Tennis turns the page, all the Grand Slams will have the super tie – break in the fifth set

For most, the name of Van Alen will bring to mind the wrong person. That is that Eddie Van Halen (with the H) who according to the authoritative magazine “Rolling Stone” is in eighth place in the ranking of the best rock guitarists of all time. Jimmy Van Alen (without H in the surname) preferred tennis instead. On the beloved grass of his home in Newport, Rhode Island, but also played on other surfaces.

The important thing, according to him, is that a way was found to prevent matches from lasting an eternity, that there was a moment in which the history of a match would find its fulfillment. Thus prefiguring the need that TVs would have posed, in subsequent years and in a sensational way, to make tennis a sport of duration if not certainat least predictable or inserted in a “range” that would allow television program makers not to go to the asylum.

This is why Jimmi in 1965 invented the tie break, or that hasty epilogue, that mini-match that concludes each set of the major circuit when the result has reached 6 all. He was introduced five years later to the US Open, but kept off the pitch in the fifth set so as not to affect the charm of the match.

When Andrea Gaudenzi became ATP president, a couple of years ago now, he took a test with his London employees, asking “what happens in the Grand Slam tournaments when it comes to the fifth set?”

No one, in fact, knew it, because until now the sport-symbol of the globalized world used Jimmy’s invention in the most disparate ways, with great imagination: at Roland Garros they did not use it at all, at Wimbledon it was played on 12 equal, in New York on 6 all; in Australia, finally, the solution was practiced that was announced by the ATP also for the other three Slam tournaments: on 6 equal in the fifth set, starting from the next Roland Garros, a ten-point tie break will be played, the super – tiebreak or tie-breakkone if you prefer.

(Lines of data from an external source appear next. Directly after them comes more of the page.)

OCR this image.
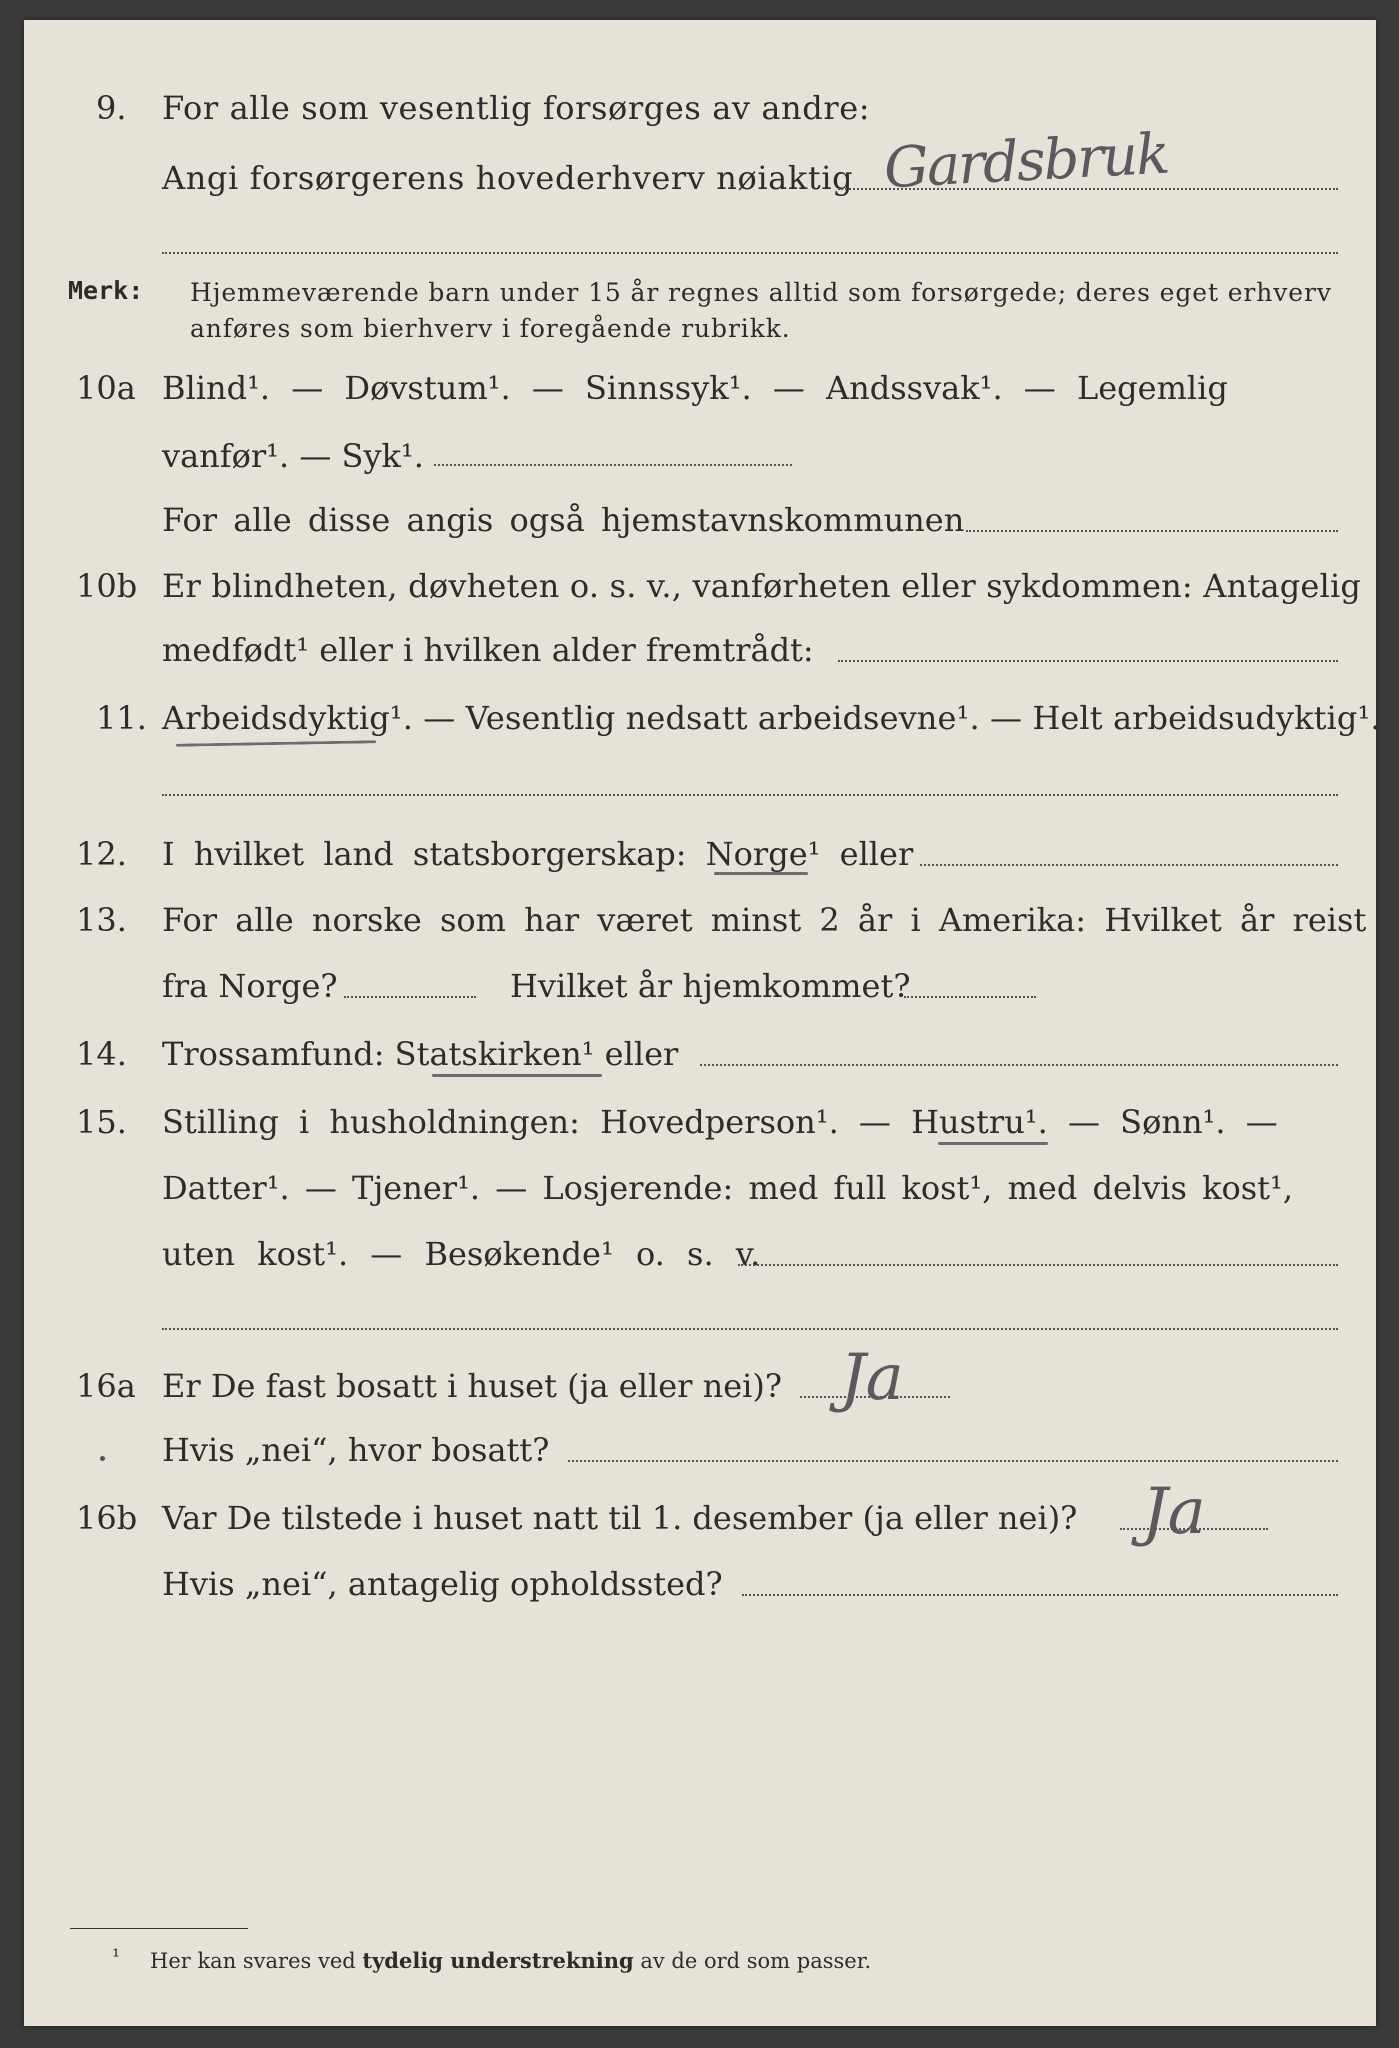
9. For alle som vesentlig forsørges av andre:
Angi forsørgerens hovederhverv nøiaktig Gardsbruk
Merk: Hjemmeværende barn under 15 år regnes alltid som forsørgede; deres eget erhverv
anføres som bierhverv i foregående rubrikk.
10a Blind¹. — Døvstum¹. — Sinnssyk¹. — Andssvak¹. — Legemlig
vanfør¹. — Syk¹.
For alle disse angis også hjemstavnskommunen
10b Er blindheten, døvheten o. s. v., vanførheten eller sykdommen: Antagelig
medfødt¹ eller i hvilken alder fremtrådt:
11. Arbeidsdyktig¹. — Vesentlig nedsatt arbeidsevne¹. — Helt arbeidsudyktig¹.
12. I hvilket land statsborgerskap: Norge¹ eller
13. For alle norske som har været minst 2 år i Amerika: Hvilket år reist
fra Norge?	Hvilket år hjemkommet?
14. Trossamfund: Statskirken¹ eller
15. Stilling i husholdningen: Hovedperson¹. — Hustru¹. — Sønn¹. —
Datter¹. — Tjener¹. — Losjerende: med full kost¹, med delvis kost¹,
uten kost¹. — Besøkende¹ o. s. v.
16a Er De fast bosatt i huset (ja eller nei)? Ja
Hvis „nei“, hvor bosatt?
16b Var De tilstede i huset natt til 1. desember (ja eller nei)? Ja
Hvis „nei“, antagelig opholdssted?
¹ Her kan svares ved tydelig understrekning av de ord som passer.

A historic turning point that represents a first step towards the design that Gaudenzi has in mind: tennis managed by a single governance that sets the rules of the events and establishes the prizes.

Whether this will ever come is difficult to say. Those who own the rights to the Grand Slam tournaments are reluctant to match their needs with those of their colleagues. Ditto for the other subjects involved, including the Itf (the International Federation) which even granted itself the freedom to overturn the product that most qualified it, the Davis Cup, transforming it into a soup that this year, with the finals ad Abu Dhabi, risks being played with the desert inside the stadium, as well as chis out. Unless legions of fans choose to travel to the Emirates in early December.

In fact, the advent of the final super tie-break puts an end to that taste of unpredictability that has always made fifth sets an exciting element. The new Davis has already canceled the match three out of five sets, so as not to miss anything: it is already so much, therefore, that in tournaments there is talk of fifth sets concluded by a tie break.

But if anyone still harbored the hope that, for unforeseeable reasons, it would be possible to approach the eleven hours of total duration of Isner-Mahut (Wimbledon 2010, without tiebreak), they must put their hopes in the drawer.

The rules of tennis follow, or trying to do so, the mood of the times. And in times when highlights dominate the eyes and brains of younger fans, pills of an event, to wait three days, as happened for Isner-Mahutto know the result of a match it feeds the thriller effect, but it is pure nonsense.

Jimmi Van Alen died on July 3, ’91. Two days later Stefan Edberg and Michael Stich played in the Wimbledon semi-final. The Swede won the first set, Michael the other three, all at the tie break. Stefan commented: “If Jimmy hadn’t invented the tiebreak we would still be playing.”

With yesterday’s (strategically unavoidable) choice, the tennis that has fascinated more than a century has now moved into a tennis elsewhere where Edberg and Stich are still really playing that match. Here, in our times, we jump into a new era. Jump, in fact. Like the one sung by Van Halen with the H, which made buildings explode.